Le Bénin, lui aussi, investit dans la formation des jeunes, la modernisation des stades, et le développement d’un sport accessible, inclusif et ancré dans les réalités locales dans le cadre d’une politique sportive ambitieuse.

Le Rwanda a su utiliser le sport et également la culture comme levier stratégique de développement. Il va accueillir prochainement les championnats du monde de cyclisme à Kigali en septembre 2025.

L’Ile Maurice a su également trouver une dynamique à travers l’organisation des Jeux des Iles de l’océan Indien et il reviendra bientôt aux Comores d’accueillir les prochains Jeux.

Ces pays, parmi tant d’autres, démontrent que la professionnalisation et l’innovation sont possibles quand il y a une volonté politique forte, une vision et un engagement à long terme.

Quel regard portez-vous sur le rôle des États, des collectivités locales et des sponsors privés dans cette dynamique ? Peut-on parler de co-construction d’un nouveau modèle ?

Le sport est bien connu pour son utilité sociale, ses valeurs positives et ses bienfaits sur la santé d’une population, il est donc naturel que les pouvoirs publics le soutiennent. L’événementiel sportif est également un formidable levier de développement si celui-ci est bien planifié et organisé pour permettre un impact socio-culturel économique politique médiatique touristique et donc un héritage durable sur une ville ou un pays hôte.  La co-construction est non seulement souhaitable, mais elle est désormais devenue indispensable. Les États ont un rôle central à jouer pour créer un cadre réglementaire, impulser des politiques publiques cohérentes et investir dans les infrastructures. Les collectivités locales, elles, sont proches des réalités de terrain et peuvent être des relais efficaces pour la mise en œuvre de projets sportifs inclusifs.
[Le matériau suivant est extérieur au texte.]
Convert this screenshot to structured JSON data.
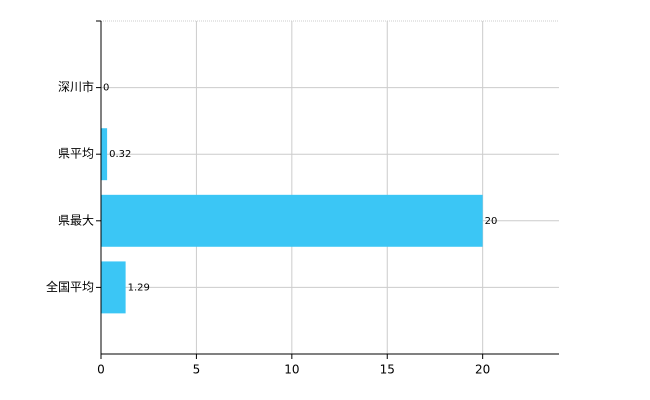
{
  "chart_data": {
    "type": "bar",
    "orientation": "horizontal",
    "categories": [
      "深川市",
      "県平均",
      "県最大",
      "全国平均"
    ],
    "values": [
      0,
      0.32,
      20,
      1.29
    ],
    "color": "#3bc6f5",
    "xlim": [
      0,
      24
    ],
    "xticks": [
      0,
      5,
      10,
      15,
      20
    ],
    "grid": true
  }
}
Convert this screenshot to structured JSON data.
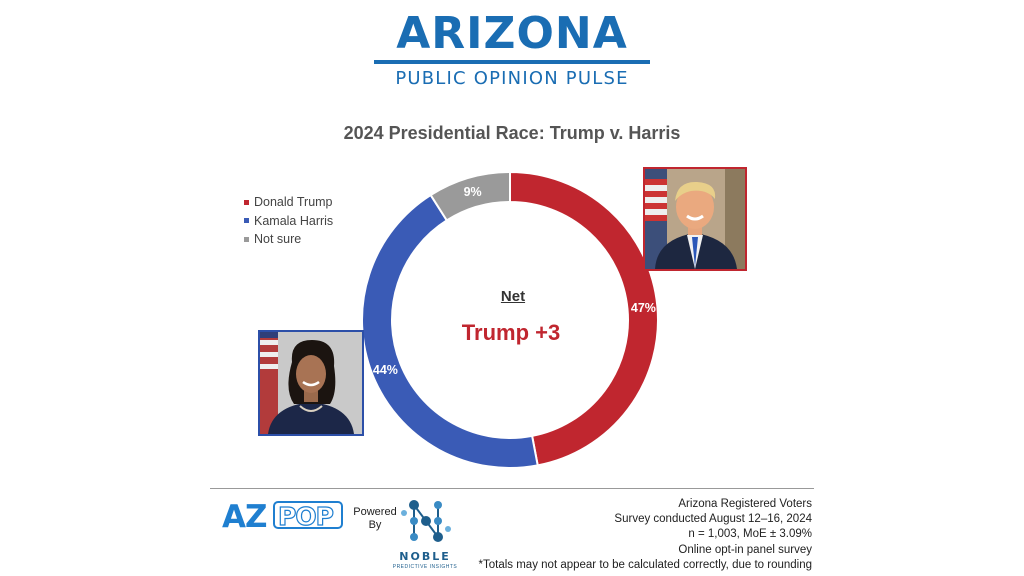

Quant aux sponsors privés, leur implication apporte les ressources financières, mais aussi l’expertise marketing, la visibilité et l’innovation. Il faut favoriser un dialogue ouvert entre ces acteurs pour bâtir ensemble un modèle durable, inclusif et adapté aux spécificités de chaque pays africain. L’État seul ne peut et ne doit porter seul les politiques sportives, artistiques et plus largement celles du loisir et du divertissement. Le secteur privé doit également s’impliquer pour participer au développement de ces pratiques et bénéficier en retour de ses bienfaits socioéconomique et médiatique. Le sport reste pour l’ensemble des acteurs, publiques privés, un formidable levier de développement à fort impact et valeur ajoutée.

Quel message souhaitez-vous adresser à la jeunesse africaine qui rêve d’une carrière dans le sport – qu’elle soit sur le terrain, dans les médias, ou dans la gestion d’événements ?
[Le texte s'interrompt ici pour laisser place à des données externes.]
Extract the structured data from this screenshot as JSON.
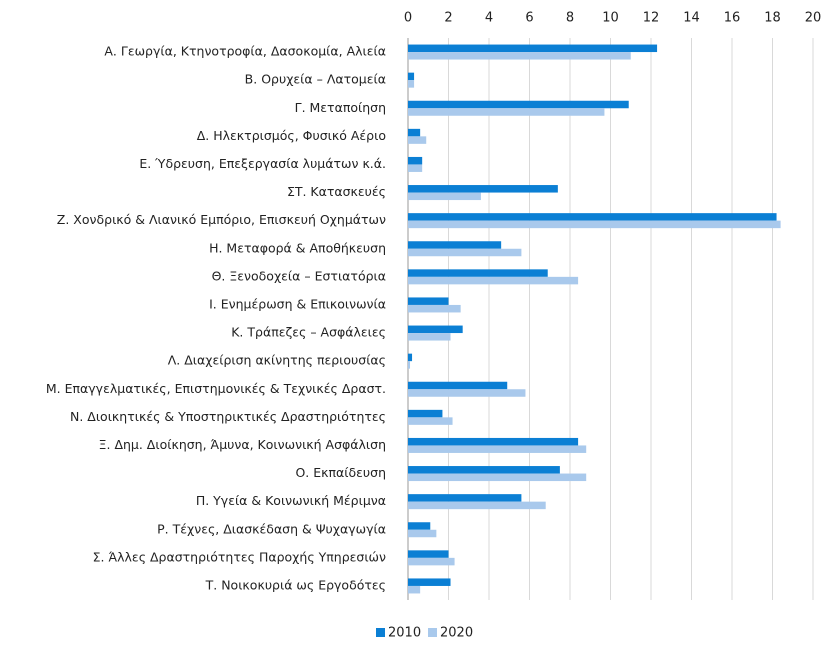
{
  "chart_data": {
    "type": "hbar",
    "categories": [
      "Α. Γεωργία, Κτηνοτροφία, Δασοκομία, Αλιεία",
      "Β. Ορυχεία – Λατομεία",
      "Γ. Μεταποίηση",
      "Δ. Ηλεκτρισμός, Φυσικό Αέριο",
      "Ε. Ύδρευση, Επεξεργασία λυμάτων κ.ά.",
      "ΣΤ. Κατασκευές",
      "Ζ. Χονδρικό & Λιανικό Εμπόριο, Επισκευή Οχημάτων",
      "Η. Μεταφορά & Αποθήκευση",
      "Θ. Ξενοδοχεία – Εστιατόρια",
      "Ι. Ενημέρωση & Επικοινωνία",
      "Κ. Τράπεζες – Ασφάλειες",
      "Λ. Διαχείριση ακίνητης περιουσίας",
      "Μ. Επαγγελματικές, Επιστημονικές & Τεχνικές Δραστ.",
      "Ν. Διοικητικές & Υποστηρικτικές Δραστηριότητες",
      "Ξ. Δημ. Διοίκηση, Άμυνα, Κοινωνική Ασφάλιση",
      "Ο. Εκπαίδευση",
      "Π. Υγεία & Κοινωνική Μέριμνα",
      "Ρ. Τέχνες, Διασκέδαση & Ψυχαγωγία",
      "Σ. Άλλες Δραστηριότητες Παροχής Υπηρεσιών",
      "Τ. Νοικοκυριά ως Εργοδότες"
    ],
    "series": [
      {
        "name": "2010",
        "color": "#0b7fd4",
        "values": [
          12.3,
          0.3,
          10.9,
          0.6,
          0.7,
          7.4,
          18.2,
          4.6,
          6.9,
          2.0,
          2.7,
          0.2,
          4.9,
          1.7,
          8.4,
          7.5,
          5.6,
          1.1,
          2.0,
          2.1
        ]
      },
      {
        "name": "2020",
        "color": "#a9c9ec",
        "values": [
          11.0,
          0.3,
          9.7,
          0.9,
          0.7,
          3.6,
          18.4,
          5.6,
          8.4,
          2.6,
          2.1,
          0.1,
          5.8,
          2.2,
          8.8,
          8.8,
          6.8,
          1.4,
          2.3,
          0.6
        ]
      }
    ],
    "xlim": [
      0,
      20
    ],
    "xticks": [
      0,
      2,
      4,
      6,
      8,
      10,
      12,
      14,
      16,
      18,
      20
    ],
    "grid": true,
    "legend": "bottom"
  }
}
À cette jeunesse africaine passionnée et ambitieuse, je veux dire que tout est possible. Le sport offre une multitude de carrières, bien au-delà du terrain. Il y a une vraie demande en Afrique pour des professionnels bien formés dans les domaines de la gestion, de la communication, du journalisme sportif, de la production et de la réalisation tv et digitale, de l’analyse de performance ou encore de l’événementiel. Pour les sportifs de haut niveau, et également les artistes d’ailleurs, il est essentiel de se former, de développer des compétences variées, un réseau et de s’investir pleinement dans sa pratique de prédilection, mais également de s’ouvrir aux autres pratiques qui gravitent autours du secteur sportif, artistique et du divertissement au sens large. Le sport est un secteur exigeant, mais profondément gratifiant surtout pour des passionnés comme nous. L’Afrique en mouvement, dynamique, fier, ambitieux, à fort potentiel artistique et sportive, performante, a besoin de sa jeunesse pour écrire les nouvelles pages de son histoire sportive, avec audace, créativité et rigueur. Il revient ainsi aux autorités publiques de porter l’impulsion de cette jeunesse et lui offrir les moyens de s’épanouir et il revient aux jeunes d’être ambitieux et rigoureux pour se révéler et offrir à leurs pays les retombées qu’ils méritent. La richesse d’un pays passe par sa pratique culturelle, sportive et ses loisirs et cela est valable pour nos pays du continent africain.

Un mot de fin, Thomas ?

J’espère à travers Arts & Sorts Events (ASE) pouvoir développer un Réseau d’expertise pluridisciplinaires et sectoriels et apporter mon humble contribution, à travers mon expérience, au développement du continent africain qui m’est cher.